Em um pequeno vilarejo próximo a fronteira com a Irlanda, morava uma mulher pobre, cujo nome já havia se perdido no tempo. Seu marido morrera de febre e a deixara grávida e endividada. Sem dinheiro para pagar a pensão onde morava, teve que ir para as ruas. Sua filha veio ao mundo em uma esquina qualquer, ajudada por uma parteira que se apiedou dela, mas que não tinha como lhe ajudar mais. Sentia muita fome, seu peito já não produzia mais o leite necessário para alimentar sua pequena filhinha. Andava de rua em rua, de porta em porta, oferecendo-se para qualquer serviço em troca de comida, mas ninguém queria ajudar uma mulher tão imunda e de aspecto tão doentio. Estendia a mão pedindo ajuda, jogando toda a sua dignidade no lixo, mas ninguém se dignificava a, pelo menos, olhar-lhe nos olhos.

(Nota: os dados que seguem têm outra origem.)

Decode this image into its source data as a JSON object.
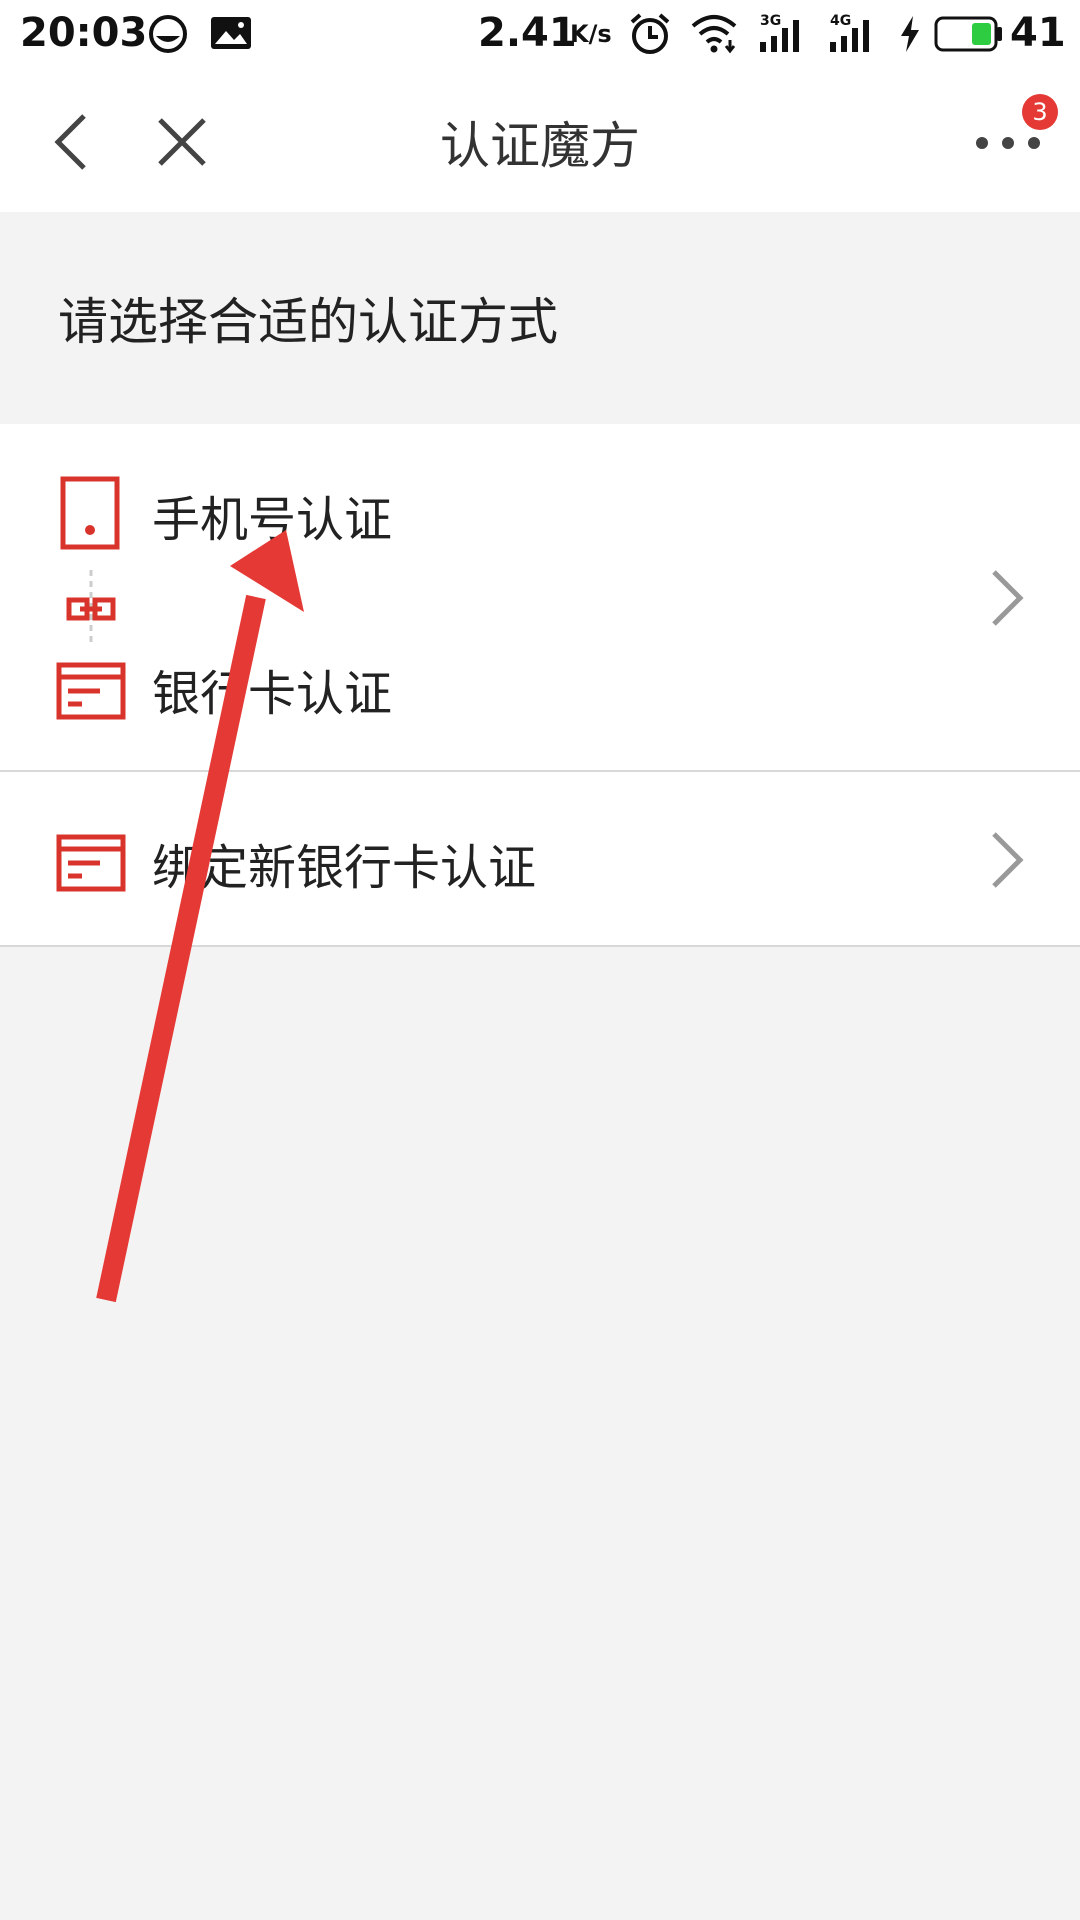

Depois de algum tempo virando-se como podia, sentiu que a febre tinha a apanhado também. Temendo pela vida de sua filha, decidiu fazer o que nenhuma mãe gostaria de fazer. Andou pela aldeia, observando as casas e as famílias, até encontrar uma que julgou ser adequada. Era uma casa razoavelmente abastada e aconchegante; ali morava um casal jovem e sem filhos, e ambos pareciam ser generosos com todos. Foi com aquela família que decidiu deixar sua filha.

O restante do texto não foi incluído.